The measure will be applied for a period of 30 days or until the administrator manages to correctly value the assets of the funds.
In a statement, Chile's Financial Market Commission (CMF) announced that it had "suspended the public offering, transaction and listing of shares of the funds managed by Sartor AGF on stock exchanges."
The measure was approved by the president of the regulator, Solange Berstein, and will be applied for a period of 30 days or "until the administrator manages to correctly value the assets of the funds."
The CMF explained that the decision was taken after receiving essential information from Sartor AGF yesterday, January 28, indicating that it had detected that, in the portfolios of some managed funds, there could be significant deteriorations in the valuation estimated by the previous administration of the AGF. "Although these deteriorations have not yet been properly quantified, the Administrator is taking the necessary measures to properly establish their scope," noted Sarto.
In response, the CMF argued that investors and the market in general do not have true, sufficient and timely information about the assets of the funds managed by this company and, therefore, about their correct valuation.

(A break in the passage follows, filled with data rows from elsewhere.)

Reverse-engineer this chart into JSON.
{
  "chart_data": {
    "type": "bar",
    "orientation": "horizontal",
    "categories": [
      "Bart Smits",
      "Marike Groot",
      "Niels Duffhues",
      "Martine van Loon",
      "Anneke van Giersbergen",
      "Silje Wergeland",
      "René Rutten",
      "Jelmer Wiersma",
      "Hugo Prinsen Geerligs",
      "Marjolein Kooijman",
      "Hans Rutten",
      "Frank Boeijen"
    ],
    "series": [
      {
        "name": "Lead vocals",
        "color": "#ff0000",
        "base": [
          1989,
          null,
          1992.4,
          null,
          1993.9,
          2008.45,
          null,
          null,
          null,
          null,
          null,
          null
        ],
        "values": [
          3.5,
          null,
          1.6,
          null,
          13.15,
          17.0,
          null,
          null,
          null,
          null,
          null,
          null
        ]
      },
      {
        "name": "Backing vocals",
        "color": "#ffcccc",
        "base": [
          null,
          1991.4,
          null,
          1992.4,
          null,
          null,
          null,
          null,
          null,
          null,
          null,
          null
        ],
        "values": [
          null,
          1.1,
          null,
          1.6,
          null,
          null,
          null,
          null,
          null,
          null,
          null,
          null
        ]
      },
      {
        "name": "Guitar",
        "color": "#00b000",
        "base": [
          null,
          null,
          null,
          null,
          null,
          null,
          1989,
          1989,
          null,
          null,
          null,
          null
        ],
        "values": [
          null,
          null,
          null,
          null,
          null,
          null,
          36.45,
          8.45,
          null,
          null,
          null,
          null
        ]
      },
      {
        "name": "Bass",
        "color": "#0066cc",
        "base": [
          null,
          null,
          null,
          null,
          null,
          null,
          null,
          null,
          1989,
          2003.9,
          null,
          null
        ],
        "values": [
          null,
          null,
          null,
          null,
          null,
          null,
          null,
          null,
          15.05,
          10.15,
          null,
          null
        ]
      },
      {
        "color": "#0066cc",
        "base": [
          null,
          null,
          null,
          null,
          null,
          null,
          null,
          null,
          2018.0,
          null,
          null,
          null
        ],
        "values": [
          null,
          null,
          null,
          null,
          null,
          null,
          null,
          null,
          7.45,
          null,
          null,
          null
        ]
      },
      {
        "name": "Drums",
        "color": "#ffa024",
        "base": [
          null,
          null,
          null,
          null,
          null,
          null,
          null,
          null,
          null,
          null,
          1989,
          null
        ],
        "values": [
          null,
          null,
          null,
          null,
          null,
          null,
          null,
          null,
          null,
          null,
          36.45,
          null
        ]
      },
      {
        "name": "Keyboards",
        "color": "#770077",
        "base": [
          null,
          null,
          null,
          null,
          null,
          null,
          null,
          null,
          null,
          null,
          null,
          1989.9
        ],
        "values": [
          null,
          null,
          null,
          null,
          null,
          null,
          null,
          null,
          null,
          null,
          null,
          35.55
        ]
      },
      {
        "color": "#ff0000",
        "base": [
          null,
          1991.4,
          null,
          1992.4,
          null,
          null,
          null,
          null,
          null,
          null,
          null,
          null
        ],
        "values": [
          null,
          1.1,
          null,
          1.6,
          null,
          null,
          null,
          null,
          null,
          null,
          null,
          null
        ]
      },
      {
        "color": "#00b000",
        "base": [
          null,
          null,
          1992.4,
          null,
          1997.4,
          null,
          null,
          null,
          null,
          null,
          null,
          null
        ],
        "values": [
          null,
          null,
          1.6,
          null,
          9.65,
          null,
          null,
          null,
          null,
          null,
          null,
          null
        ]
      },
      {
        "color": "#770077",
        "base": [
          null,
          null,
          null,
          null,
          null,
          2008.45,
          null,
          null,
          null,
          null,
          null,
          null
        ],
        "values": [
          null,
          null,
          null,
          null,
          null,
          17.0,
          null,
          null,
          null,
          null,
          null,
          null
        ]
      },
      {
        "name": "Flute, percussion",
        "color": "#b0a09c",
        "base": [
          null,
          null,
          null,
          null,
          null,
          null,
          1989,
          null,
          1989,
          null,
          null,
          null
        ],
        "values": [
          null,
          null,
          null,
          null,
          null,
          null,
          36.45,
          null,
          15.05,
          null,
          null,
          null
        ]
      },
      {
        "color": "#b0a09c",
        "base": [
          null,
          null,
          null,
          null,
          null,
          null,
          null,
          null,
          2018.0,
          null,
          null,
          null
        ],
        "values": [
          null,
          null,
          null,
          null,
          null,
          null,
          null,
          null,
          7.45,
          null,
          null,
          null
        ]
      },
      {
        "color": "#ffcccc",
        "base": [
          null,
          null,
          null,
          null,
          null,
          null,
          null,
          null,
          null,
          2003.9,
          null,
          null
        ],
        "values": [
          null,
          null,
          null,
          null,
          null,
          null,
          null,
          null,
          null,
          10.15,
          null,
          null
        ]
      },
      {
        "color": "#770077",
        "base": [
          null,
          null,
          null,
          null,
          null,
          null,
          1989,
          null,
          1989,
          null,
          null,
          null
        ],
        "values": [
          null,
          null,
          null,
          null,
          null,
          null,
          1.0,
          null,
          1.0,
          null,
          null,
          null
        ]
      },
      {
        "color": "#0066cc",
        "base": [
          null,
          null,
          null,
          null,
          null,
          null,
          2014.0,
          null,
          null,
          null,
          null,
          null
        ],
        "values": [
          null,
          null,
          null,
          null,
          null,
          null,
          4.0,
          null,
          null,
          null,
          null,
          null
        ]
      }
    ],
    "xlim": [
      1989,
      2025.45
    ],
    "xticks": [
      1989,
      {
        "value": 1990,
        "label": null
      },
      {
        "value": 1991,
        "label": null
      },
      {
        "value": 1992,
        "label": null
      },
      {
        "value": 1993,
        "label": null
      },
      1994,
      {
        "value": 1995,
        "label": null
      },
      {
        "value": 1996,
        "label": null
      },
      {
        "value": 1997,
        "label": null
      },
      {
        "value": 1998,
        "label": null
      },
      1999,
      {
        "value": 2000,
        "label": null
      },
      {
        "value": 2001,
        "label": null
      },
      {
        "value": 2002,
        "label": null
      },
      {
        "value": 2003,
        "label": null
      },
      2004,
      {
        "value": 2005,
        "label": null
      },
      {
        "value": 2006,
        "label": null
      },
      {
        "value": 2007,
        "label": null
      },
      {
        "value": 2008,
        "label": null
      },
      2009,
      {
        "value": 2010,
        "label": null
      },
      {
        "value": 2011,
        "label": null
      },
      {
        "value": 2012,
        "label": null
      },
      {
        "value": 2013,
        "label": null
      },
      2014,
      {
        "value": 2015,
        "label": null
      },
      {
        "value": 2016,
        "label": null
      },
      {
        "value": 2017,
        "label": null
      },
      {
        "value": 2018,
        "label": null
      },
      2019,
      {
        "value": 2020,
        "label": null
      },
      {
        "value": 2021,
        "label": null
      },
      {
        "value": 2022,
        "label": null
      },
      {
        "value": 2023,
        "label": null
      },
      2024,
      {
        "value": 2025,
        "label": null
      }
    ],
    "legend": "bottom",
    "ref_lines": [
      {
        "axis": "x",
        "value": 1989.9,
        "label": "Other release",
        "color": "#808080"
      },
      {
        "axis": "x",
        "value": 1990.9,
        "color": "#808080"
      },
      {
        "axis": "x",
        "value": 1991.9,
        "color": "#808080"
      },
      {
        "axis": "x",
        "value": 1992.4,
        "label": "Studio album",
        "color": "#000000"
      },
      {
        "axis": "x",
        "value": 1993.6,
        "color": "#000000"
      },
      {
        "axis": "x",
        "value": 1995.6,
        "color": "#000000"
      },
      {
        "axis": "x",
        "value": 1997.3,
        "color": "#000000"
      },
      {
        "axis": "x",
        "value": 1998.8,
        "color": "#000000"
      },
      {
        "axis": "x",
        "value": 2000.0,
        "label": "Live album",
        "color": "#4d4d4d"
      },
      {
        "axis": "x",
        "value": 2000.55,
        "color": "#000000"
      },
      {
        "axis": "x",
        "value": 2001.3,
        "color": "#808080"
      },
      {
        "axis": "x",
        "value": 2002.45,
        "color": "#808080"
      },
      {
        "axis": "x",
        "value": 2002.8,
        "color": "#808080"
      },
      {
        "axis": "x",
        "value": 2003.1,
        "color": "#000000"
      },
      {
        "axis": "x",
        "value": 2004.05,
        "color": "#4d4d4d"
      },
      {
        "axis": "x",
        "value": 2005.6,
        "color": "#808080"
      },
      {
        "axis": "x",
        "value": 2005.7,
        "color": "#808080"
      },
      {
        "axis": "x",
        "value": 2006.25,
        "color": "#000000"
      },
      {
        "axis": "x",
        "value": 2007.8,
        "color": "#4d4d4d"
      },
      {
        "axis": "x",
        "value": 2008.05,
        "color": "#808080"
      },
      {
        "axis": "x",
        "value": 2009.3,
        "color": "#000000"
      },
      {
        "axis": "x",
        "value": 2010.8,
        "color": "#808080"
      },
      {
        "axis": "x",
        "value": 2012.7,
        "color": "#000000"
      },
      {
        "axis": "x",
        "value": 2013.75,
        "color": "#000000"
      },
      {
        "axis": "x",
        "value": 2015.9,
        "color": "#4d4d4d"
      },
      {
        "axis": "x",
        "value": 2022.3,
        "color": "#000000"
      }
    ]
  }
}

The shares of the funds listed on the Santiago Stock Exchange that are subject to this suspension are: Sartor Oportunidad y Desarrollo Inmobiliario USA (Series A and C); Sartor Capital Efectivo (A, I, Q), Sartor Facturas USD (A, B), Sartor Leasing (A, I, Q), Sartor Mid Mall, Sartor Proyección (A, B, I, Q), Sartor Renta Comercial, Sartor Táctico (A, I, B, Q), Sartor Táctico Internacional (A, I, Q) and Sartor Táctico Perú.
As a reminder, in December 2024, the CMF revoked the authorization of Sartor AGF's existence and appointed a liquidator. The regulator explained that it made this decision based on conclusive evidence that Sartor "has not performed its functions diligently" and that its business model reflects a pattern "based on the use of funds under its administration as financing vehicles for entities related to its directors and majority shareholders," in very significant proportions.